Vegeta apenas desviava dos ataques dos droides, sentindo o corpo pesar cada vez que Kakaroto dizia pelo alto falante que a gravidade seria aumentada. A sensação ainda era suportável, mas sabia que estava ficando lento. Não sabia até que ponto os robôs resistiriam à gravidade, mas em geral, pareciam mais fortes dos que costumava treinar. As Briefs os deram melhorias notáveis.

- Ele está indo bem. - Tights disse, lendo outra vez o status do corpo de Vegeta. - Pode aumentar mais um nível da gravidade.

As primeiras gotas de suor começavam a brotar na testa do saiyajin da realeza. O pouco tempo parado teve efeitos negativos em sua resistência, mas imaginava que a gravidade maior à sua volta tinha certa responsabilidade para sua situação. No mais, estava pronto para atingir limites.
Desviou de outra emboscada de robôs.

Duzentos e cinquenta e sete. Foi o nível de gravidade que Vegeta conseguiu chegar em seu primeiro treino na câmara antes de curvar o corpo em exaustão, para a surpresa de Tights e Kakaroto. Não imaginaram que ele chegaria tão longe logo de início.
Deixaram a cúpula agir ao desligar a máquina enfim, para despressurizar a gravidade em seu nível natural. Os robôs foram desativados e voltaram para o mesmo lugar que haviam saído. A leveza súbita do ambiente fizeram Vegeta sentir alívio enquanto ofegava, ensopado de suor. A porta forte foi destravada e em poucos minutos Kakaroto estava lá para vê-lo.

- Desgraçado, não sei se fico feliz ou triste ao vir aqui elogiá-lo. - foi a primeira coisa que o rapaz soltou, alvo do olhar e sorriso provocativo do homem da realeza.

Ele se sentiria convencido para sempre!

- Não devia se espantar, sou um prodígio.

Kakaroto rolou os olhos, mas não conseguiu evitar aquele sorriso.
Ver Vegeta forte o motivava a se empenhar ainda mais em superá-lo.




O comunicador sobre as pernas de Bulma chiou, indicando que Tights estava a contatando. Lemo se calou, curioso com o resultado da câmara que havia ajudado a fundir. A terráquea estava tão curiosa quanto.

- Deu tudo certo.

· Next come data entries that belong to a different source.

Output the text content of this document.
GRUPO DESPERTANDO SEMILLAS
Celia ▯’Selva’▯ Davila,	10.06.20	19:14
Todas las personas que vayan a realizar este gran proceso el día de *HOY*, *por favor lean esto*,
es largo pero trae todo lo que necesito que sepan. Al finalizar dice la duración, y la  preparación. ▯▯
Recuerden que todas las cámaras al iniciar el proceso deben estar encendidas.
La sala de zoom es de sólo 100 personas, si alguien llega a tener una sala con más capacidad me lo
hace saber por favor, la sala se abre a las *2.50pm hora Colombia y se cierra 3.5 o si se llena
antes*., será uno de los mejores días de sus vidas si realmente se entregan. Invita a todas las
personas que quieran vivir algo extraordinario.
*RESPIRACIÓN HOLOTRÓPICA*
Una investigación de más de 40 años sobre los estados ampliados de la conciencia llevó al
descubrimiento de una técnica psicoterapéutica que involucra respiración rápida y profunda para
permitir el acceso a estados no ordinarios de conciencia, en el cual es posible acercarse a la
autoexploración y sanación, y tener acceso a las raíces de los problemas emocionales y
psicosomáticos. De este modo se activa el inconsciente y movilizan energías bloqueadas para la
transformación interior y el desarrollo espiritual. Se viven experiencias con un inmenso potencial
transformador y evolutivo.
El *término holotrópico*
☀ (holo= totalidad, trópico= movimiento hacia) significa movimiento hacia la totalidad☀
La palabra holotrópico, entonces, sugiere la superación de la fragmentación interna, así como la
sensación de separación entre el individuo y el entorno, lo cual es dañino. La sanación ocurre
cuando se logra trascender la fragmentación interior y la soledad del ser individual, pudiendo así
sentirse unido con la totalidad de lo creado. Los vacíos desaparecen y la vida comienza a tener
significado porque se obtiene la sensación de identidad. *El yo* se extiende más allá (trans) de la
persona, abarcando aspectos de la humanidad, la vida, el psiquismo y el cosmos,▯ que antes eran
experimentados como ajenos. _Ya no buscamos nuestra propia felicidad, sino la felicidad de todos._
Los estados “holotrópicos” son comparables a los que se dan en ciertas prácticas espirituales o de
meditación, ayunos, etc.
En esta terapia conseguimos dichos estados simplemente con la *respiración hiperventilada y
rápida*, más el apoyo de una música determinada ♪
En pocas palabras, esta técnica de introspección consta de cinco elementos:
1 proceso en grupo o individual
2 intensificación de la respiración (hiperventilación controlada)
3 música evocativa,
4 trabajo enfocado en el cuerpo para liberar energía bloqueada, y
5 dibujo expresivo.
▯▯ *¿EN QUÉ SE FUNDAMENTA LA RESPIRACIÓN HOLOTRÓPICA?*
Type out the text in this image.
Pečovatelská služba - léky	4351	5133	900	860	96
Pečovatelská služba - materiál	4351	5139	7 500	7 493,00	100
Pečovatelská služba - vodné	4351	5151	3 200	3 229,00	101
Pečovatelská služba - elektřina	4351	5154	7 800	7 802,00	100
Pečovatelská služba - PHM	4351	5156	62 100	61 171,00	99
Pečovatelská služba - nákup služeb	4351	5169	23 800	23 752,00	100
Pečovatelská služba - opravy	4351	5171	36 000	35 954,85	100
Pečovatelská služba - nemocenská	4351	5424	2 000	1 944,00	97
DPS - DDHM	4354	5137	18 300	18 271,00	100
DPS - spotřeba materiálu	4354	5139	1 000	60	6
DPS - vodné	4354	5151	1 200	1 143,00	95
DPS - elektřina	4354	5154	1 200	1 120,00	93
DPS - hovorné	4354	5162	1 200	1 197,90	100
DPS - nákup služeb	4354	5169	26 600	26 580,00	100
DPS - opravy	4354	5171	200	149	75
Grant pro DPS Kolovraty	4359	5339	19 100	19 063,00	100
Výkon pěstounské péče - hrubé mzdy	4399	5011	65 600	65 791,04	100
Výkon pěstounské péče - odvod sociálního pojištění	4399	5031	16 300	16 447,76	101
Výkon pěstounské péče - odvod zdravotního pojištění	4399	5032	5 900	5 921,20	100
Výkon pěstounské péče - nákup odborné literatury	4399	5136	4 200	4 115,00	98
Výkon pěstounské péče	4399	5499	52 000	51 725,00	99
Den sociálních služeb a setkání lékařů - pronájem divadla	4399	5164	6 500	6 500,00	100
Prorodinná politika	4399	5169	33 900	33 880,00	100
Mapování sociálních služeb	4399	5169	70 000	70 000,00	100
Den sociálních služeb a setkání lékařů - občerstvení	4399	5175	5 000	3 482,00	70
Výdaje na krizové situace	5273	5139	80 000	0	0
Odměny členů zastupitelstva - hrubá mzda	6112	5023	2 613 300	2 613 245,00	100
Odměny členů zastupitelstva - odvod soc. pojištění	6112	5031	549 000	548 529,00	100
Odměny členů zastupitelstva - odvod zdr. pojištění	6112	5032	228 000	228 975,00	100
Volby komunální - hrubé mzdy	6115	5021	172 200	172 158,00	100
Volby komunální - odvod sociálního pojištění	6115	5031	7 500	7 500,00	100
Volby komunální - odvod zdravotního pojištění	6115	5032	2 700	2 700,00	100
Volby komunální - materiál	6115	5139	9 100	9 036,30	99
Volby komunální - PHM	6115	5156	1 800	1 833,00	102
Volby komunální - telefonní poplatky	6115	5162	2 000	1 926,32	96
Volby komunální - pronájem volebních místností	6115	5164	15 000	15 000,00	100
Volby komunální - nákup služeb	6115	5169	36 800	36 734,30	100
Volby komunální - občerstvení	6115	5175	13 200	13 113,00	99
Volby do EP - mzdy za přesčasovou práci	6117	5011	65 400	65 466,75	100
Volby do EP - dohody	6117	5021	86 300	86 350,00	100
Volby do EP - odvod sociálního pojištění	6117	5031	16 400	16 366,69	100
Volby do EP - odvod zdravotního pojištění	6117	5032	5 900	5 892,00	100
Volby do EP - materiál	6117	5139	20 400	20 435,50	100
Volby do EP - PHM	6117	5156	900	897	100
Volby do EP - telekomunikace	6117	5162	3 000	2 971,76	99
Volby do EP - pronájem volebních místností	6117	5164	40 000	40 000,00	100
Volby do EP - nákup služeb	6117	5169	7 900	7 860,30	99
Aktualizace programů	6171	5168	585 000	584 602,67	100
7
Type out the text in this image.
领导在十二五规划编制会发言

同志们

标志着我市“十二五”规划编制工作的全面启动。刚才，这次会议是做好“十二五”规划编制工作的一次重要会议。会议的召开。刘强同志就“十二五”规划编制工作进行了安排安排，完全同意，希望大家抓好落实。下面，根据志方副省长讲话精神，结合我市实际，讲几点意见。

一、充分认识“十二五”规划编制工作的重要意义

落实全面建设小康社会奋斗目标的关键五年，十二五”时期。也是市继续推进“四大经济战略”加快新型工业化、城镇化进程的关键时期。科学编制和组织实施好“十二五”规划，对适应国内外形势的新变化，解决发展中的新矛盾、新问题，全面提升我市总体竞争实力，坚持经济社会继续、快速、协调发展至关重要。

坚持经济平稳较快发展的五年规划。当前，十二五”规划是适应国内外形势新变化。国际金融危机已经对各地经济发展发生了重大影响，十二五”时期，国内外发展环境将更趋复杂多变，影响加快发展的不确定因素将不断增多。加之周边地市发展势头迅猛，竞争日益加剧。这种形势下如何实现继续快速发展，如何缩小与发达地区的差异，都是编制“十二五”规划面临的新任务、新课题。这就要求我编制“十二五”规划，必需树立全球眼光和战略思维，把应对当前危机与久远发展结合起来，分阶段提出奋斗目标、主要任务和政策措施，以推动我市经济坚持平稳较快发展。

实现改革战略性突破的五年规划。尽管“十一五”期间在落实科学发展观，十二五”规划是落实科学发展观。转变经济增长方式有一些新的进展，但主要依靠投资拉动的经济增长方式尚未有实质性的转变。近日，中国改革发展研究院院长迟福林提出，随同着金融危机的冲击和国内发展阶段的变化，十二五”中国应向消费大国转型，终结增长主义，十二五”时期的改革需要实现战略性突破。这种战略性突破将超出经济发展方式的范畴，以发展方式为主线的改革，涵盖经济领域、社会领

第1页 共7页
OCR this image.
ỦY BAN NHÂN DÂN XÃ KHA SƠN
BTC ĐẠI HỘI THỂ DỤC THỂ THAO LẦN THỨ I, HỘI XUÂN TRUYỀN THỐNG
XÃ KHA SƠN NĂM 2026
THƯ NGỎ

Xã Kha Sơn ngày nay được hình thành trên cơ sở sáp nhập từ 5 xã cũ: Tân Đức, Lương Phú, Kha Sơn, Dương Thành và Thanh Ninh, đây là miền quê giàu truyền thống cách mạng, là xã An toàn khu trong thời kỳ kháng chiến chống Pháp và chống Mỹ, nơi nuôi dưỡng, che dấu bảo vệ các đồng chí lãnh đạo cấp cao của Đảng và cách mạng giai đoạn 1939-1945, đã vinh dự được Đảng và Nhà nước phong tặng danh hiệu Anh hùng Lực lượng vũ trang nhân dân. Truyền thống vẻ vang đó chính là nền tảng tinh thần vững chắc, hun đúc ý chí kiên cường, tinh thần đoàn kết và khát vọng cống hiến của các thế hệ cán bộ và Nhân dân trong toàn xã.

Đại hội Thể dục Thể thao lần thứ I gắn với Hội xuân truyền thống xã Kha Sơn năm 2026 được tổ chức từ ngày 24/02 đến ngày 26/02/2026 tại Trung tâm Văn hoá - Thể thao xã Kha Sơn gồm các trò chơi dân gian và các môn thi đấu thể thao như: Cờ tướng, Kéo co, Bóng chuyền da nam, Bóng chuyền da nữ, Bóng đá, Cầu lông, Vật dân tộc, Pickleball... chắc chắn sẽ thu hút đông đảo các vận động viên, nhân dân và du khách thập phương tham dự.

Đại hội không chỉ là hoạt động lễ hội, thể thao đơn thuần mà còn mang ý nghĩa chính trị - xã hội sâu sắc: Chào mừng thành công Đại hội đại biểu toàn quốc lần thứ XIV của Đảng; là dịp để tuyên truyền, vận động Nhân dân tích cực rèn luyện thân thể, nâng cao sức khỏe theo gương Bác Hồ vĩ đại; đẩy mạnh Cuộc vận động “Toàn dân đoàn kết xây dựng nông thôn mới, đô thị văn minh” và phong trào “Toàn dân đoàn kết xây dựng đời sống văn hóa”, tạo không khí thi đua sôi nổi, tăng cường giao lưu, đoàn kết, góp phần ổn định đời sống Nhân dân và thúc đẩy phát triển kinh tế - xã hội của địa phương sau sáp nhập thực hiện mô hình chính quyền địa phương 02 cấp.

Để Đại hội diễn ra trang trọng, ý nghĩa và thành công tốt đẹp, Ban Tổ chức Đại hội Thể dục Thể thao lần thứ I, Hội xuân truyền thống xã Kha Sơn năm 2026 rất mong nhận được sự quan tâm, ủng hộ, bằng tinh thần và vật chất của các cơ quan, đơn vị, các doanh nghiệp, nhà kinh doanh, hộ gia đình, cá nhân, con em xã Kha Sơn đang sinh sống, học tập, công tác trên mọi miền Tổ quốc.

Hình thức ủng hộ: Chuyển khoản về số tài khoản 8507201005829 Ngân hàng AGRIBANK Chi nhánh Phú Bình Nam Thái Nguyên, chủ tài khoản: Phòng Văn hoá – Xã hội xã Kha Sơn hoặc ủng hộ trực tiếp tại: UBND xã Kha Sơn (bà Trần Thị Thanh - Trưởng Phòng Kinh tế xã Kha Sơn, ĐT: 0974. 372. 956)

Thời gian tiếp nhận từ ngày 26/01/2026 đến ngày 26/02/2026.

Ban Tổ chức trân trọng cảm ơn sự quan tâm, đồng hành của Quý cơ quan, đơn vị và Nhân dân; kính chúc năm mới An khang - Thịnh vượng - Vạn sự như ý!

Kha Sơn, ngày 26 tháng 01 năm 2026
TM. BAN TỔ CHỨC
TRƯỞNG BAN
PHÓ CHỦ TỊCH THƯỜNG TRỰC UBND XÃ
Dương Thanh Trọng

Sua máquina de gravidade é um sucesso e seu saiyajin é muito resistente, parabéns.

Isso fez a moça e Lemo sorrirem, felizes com os resultados positivos. Foi uma boa distração após a conversa sombria.

- Eu sei. - concordou. - Mas nunca diga a ele que te disse isso! Nos vemos mais tarde.

A loira fez uma negação.
Tinha tantas perguntas para fazer…






Á cada novo corte da tesoura as longas madeixas azuis de Bulma iam caindo pelo chão, se espalhando e emaranhando. Por mais que a Briefs caçula não fosse o tipo de pessoa apegada ao próprio cabelo sentiu uma pontadinha de dor ao ver os milhares de fios sob seus pés, agora separados de seu corpo. A extensão de cada fio era recheada de histórias sobre a sua jornada, como se fossem uma imagem figurada da pessoa que havia se tornado desde que embarcara em uma nave pela primeira vez.

Por acaso seu novo penteado também seria o presságio de um novo ciclo?
Sentiria falta daquela sua versão...

- Espere um pouco. - Tights sussurrou ao segurar sua cabeça com leveza, alinhando os pequenos fios soltos atrás da orelha.

Bulma obedeceu o pedido, ansiosa e impaciente.

- Falta muito? - indagou.
- Mais ou menos, um aparador de cabelos está fazendo falta...

A moça nunca havia cortado o cabelo tão curto antes e se perguntava se o penteado realmente a tornaria menos feminina. Esperava que sim, afinal de contas, era esse justamente o propósito de estar fazendo tal coisa.

- É um bom momento para retomarmos aquele assunto, não? - e de repente Tights interrompeu os devaneios de Bulma.
- Que assunto?

A garota estranhou. O único assunto pendente que tinham à tratar era sobre a ida a Ludo e imaginou que o tópico já havia sido resolvido.
Que raio de assunto...

- Vegeta. - e Tights a fez franzir as sobrancelhas. - Você evitou falar demais sobre ele da última vez que falamos sobre seus companheiros, então fiquei curiosa.
- Não é disso que eu me lembro. - e Bulma suspirou alto, ciente a que tipo de curiosidade a irmã se referia.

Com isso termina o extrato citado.